Recensement des animaux293 Black Rhinos
1730 White Rhinos
3080 Gnous
3050 Buffles
200 Bushbuck
40 Guépards
500 Common Duiker
375 éléphants
720 Girafes
14 Hippopotames
500 Hyènes
24470 impalas
1240 Grand Koudous
150 Léopards
120 lions
7490 Nyalas
100 Red Duiker
100 Steenbuck
3185 Phacochères
710 Waterbuck
32 Lycaons
3390 Zèbres
On décide de quitter rapidement la route asphaltée pour se perdre sur les pistes en terre... Ayant apprécié le petit détour de la veille on commence par le même endroit, mais bifurquons à la piste Nombali, plutôt que de poursuivre jusqu’à la Hlathikulu... On ne le sait pas encore...mais B**** de M***

, on vient de louper un groupe de lions et un black Rhino à cet endroit!
En effet, plus tard ; lorsqu’on se trouvera à la Mémorial Gate, on découvrira sur le panneau de recensement des animaux du jour, que Lions et black Rhinos ont été aperçu par les rangers sur ce tronçon là ce matin ! Une nouvelle démonstration du fait qu’il faut être au bon endroit, au bon moment.
La journée nous offrira un bien bel autre spectacle : une vingtaine de girafes traversent la piste pour s’abreuver à la petite marre d’eau qui est toute proche. Avec toute leur grâce, elles écartent leurs pattes de devant, allongeant leur cou magistral. On ne se lasse pas d’observer ce ballet élégant. Moteur coupé, on sait que l’on se trouve à un endroit stratégique et la patience paie ! Déboulant d’on ne sait où, une bande de babouins vient partager l’espace, avant d’être rabroués par un troupeau de zèbres, qui veut aussi sa part du précieux liquide, le tout sous le regard de quelques rapaces qui se fondent dans la boue asséchée au centre de la marre.
Nous ne quitterons l’endroit qu’une fois, le spectacle animalier terminé.

Autre endroit sympathique, l’aire de pique nique de Maphumalo. Aux abords de la Hluhluwe River. A pied on peut rejoindre aisément un petit ponton qui donne vue sur l’étendue d’eau. Buffles et Waterbuck composent la scène. Là aussi, il est bon de se poser et de profiter.
Le reste de la journée sera agréable, mais sans véritables surprises (éléphant et Rhinocéros au loin, sur les collines)

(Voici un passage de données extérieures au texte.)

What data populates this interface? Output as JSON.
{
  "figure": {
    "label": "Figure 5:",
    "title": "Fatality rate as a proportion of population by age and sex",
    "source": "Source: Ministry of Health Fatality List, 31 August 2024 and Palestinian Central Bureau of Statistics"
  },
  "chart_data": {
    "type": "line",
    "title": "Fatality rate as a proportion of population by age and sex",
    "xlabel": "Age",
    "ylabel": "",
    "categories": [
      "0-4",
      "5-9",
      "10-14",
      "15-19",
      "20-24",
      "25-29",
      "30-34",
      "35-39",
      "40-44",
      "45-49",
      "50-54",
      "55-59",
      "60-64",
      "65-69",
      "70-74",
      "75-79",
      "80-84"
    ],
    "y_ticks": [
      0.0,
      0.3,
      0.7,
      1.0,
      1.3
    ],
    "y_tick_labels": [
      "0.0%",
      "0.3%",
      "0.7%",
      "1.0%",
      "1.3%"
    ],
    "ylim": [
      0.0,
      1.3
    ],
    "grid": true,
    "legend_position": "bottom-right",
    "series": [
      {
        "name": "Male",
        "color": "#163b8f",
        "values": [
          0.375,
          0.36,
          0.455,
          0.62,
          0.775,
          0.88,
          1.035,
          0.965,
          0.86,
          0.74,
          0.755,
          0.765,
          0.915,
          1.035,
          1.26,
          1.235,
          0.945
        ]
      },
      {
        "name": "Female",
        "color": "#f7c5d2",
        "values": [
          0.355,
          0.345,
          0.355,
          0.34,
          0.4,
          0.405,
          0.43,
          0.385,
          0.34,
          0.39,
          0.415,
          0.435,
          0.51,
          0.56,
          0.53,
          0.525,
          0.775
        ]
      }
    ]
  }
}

Traînant un peu de fatigue derrière nous quand même, on s’éclipsera du parc vers 15h00... Evitant ainsi de rouler de nuit (comme la veille) et de se prendre en pleine face les véhicules aux phares déréglés !
2, 3 heures de farniente pour une bonne douche et une petite sieste ne seront pas de refus... Surtout que demain, on ne tient pas à louper l’aventure qui nous attend.